Literally what scaladoc is, it comes with sbt. Although, it's better when enhanced with mdoc so that you get the standard microsite template like these. It would be nice to have an sbt serveDocs and if everyone would host their docs for external linking, but javadoc doesn't do that either.

>guides on how to use Scala

  • Programming Scala, Fifth Edition, book
  • Functional Programming in Scala for Mortals
  • Akka in Action
  • https://docs.scala-lang.org/getting-started/intellij-track/building-a-scala-project-with-intellij-and-sbt.html
  • https://docs.scala-lang.org/tutorials/scala-for-java-programmers.html
  • https://docs.scala-lang.org/tour/tour-of-scala.html
  • https://www.coursera.org/learn/effective-scala
  • Scala with Cats, book
  • https://www.manning.com/books/functional-and-reactive-domain-modeling, Book
  • The ZIOnomicon, Book
  • Dev Inside You, YouTube vlog, discord
  • All the library and language gitter and discord channels

And the readmes and tutorials written for the major libraries are some of the best, and most concise out there.

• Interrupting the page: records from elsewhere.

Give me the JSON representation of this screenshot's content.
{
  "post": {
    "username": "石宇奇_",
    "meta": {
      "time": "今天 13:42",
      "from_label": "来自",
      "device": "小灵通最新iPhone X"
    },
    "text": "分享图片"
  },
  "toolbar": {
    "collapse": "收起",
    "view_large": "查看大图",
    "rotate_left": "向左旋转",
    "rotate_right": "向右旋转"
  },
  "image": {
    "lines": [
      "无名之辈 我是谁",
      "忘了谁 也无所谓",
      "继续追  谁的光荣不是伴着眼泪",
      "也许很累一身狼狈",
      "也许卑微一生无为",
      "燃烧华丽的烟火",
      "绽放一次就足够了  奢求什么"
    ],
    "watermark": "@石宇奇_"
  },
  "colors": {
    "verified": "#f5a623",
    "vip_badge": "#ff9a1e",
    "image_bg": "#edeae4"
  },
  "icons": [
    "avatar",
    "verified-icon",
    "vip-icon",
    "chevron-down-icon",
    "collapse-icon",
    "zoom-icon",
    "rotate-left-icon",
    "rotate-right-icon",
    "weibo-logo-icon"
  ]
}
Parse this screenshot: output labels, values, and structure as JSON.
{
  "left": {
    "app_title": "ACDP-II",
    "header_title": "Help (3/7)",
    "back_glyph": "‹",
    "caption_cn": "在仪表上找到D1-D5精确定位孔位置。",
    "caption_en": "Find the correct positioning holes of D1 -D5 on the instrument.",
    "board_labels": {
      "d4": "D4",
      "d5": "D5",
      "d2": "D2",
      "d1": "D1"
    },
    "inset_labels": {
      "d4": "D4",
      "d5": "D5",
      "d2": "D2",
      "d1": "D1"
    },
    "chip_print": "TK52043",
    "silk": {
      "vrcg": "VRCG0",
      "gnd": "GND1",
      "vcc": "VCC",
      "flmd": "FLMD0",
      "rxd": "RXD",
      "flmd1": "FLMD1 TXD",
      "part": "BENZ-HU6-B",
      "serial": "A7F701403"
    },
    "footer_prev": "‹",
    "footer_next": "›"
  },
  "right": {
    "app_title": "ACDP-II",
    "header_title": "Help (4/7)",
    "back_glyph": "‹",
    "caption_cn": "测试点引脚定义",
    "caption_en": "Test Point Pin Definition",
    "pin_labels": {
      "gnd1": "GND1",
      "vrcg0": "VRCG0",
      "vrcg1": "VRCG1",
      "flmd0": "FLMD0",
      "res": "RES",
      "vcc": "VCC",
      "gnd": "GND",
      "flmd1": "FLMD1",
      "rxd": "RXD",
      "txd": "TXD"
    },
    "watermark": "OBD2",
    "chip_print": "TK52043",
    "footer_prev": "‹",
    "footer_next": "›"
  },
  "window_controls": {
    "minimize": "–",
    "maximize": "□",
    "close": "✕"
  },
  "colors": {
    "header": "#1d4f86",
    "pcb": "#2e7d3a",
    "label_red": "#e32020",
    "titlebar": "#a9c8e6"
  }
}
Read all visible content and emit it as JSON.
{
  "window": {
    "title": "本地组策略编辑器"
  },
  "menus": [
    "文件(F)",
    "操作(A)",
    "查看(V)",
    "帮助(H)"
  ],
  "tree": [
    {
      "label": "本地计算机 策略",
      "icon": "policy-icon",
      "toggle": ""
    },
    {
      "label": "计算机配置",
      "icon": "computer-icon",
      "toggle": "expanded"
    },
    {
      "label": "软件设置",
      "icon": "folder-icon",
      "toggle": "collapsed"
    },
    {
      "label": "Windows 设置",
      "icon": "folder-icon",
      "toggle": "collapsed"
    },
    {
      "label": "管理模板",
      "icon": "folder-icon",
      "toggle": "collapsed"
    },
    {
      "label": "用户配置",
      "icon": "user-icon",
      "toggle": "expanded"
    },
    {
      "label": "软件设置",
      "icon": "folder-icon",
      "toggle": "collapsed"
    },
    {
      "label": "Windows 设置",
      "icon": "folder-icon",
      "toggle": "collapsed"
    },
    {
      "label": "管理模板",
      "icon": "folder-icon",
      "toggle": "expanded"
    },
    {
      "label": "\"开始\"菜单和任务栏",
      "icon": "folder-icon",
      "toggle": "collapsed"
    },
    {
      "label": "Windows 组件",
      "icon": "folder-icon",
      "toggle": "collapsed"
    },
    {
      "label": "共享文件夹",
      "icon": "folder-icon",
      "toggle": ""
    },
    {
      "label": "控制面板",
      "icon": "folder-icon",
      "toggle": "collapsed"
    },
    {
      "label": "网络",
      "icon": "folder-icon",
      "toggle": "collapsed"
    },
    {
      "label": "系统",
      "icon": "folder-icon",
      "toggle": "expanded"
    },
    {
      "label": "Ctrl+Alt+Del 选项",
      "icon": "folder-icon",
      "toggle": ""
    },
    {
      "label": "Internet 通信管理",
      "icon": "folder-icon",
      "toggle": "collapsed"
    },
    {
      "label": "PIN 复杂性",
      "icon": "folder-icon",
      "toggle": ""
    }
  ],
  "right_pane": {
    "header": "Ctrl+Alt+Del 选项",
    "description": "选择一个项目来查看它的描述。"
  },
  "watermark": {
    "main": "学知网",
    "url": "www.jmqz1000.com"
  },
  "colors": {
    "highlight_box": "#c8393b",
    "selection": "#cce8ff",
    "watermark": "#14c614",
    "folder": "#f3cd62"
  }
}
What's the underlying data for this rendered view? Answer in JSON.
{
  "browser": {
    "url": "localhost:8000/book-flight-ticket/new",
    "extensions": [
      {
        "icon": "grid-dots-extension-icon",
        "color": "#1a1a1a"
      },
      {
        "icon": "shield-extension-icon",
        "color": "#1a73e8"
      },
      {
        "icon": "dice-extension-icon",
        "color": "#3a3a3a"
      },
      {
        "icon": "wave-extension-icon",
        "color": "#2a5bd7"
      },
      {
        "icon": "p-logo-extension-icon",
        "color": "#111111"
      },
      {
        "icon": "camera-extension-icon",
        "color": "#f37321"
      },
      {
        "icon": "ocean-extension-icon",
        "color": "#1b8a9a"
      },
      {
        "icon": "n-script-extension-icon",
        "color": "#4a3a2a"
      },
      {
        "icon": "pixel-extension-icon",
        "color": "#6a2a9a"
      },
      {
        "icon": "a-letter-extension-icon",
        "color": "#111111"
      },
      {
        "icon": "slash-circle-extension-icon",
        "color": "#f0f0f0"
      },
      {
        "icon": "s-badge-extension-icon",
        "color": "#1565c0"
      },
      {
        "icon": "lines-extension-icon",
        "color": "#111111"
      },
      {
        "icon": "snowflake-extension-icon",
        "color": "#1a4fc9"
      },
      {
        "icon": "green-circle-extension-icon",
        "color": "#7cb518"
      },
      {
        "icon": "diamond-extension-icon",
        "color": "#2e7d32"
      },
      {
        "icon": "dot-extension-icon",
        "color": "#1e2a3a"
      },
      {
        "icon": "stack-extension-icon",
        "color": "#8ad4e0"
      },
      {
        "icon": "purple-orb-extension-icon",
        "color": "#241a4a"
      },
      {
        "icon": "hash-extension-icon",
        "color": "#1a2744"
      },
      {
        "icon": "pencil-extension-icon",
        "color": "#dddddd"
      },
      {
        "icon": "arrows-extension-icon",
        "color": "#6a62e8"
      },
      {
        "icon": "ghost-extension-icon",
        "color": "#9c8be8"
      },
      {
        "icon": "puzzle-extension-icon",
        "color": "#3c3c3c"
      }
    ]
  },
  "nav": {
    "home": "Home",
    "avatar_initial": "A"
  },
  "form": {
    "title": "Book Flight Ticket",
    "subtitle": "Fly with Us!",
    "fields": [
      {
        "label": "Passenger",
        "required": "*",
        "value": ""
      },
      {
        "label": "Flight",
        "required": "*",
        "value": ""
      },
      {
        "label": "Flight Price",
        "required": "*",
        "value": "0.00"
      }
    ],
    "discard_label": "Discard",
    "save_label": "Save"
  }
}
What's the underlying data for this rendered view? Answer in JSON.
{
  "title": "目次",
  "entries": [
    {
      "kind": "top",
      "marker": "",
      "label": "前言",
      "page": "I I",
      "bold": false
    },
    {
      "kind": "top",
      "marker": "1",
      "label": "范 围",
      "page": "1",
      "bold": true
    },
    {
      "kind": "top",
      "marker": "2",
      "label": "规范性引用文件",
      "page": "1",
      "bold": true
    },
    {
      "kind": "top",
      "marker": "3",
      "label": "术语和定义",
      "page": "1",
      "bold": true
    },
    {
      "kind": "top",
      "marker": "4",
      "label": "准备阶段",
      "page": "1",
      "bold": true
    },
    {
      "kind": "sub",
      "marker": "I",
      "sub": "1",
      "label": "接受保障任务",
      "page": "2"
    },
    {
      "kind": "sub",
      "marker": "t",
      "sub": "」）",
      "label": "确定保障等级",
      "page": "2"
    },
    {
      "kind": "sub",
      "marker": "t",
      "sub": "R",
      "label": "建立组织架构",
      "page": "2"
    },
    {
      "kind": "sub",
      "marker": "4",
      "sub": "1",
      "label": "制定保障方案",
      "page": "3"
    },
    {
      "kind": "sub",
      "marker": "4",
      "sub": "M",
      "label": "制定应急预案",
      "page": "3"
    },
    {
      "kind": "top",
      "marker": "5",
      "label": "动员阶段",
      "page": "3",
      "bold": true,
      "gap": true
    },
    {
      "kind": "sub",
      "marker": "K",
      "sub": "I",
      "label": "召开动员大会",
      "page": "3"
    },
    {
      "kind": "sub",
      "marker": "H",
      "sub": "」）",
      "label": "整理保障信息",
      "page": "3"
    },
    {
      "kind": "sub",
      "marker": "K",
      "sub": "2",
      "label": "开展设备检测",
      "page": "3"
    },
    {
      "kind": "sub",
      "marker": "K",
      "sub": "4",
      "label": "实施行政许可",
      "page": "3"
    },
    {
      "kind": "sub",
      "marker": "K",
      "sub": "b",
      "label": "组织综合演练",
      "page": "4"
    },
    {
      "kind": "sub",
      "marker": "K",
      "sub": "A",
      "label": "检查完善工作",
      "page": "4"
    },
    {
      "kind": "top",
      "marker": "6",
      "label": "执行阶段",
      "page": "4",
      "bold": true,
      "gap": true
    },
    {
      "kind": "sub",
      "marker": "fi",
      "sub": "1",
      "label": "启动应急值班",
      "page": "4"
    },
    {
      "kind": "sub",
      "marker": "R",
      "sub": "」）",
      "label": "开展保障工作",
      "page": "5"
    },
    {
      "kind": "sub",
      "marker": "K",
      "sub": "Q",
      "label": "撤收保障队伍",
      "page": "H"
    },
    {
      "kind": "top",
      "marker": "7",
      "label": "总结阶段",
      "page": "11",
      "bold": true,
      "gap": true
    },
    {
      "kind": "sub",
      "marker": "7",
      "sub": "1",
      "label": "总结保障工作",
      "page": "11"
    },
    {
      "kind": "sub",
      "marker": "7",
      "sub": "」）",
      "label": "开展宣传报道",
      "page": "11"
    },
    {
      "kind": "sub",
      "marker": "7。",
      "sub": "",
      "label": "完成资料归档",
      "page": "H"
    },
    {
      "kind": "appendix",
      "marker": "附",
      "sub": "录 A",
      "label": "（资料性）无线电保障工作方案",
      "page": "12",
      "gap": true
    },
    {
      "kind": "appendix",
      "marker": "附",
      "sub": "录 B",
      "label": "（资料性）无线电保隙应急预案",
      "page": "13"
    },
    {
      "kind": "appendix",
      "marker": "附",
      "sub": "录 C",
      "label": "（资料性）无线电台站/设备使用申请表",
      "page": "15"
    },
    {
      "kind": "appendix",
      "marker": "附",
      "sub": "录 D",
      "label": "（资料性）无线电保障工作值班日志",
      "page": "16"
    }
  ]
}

Seriously, even the old stuff, like scalacheck's guide is really good. Compare that to hypothesis. The hypothesis uses readthedocs, but other than the window dressing, much better. Try to find similar concise guides for major Java projects outside of spring boot. They're all external to the projects, published on Baeldung.

As for complex syntax

>ScalaJS needs to be integrated into Scala, properly supported with far more end to end examples and the facades project

Agreed, ScalablyTyped has my vote for some ScalaCenter love, beyond the npm dependencies plugin. I'm using it currently outside of scalajs react, and it took a minute to translate the examples, and it needs to be available for maven, gradle, and mill as well as sbt.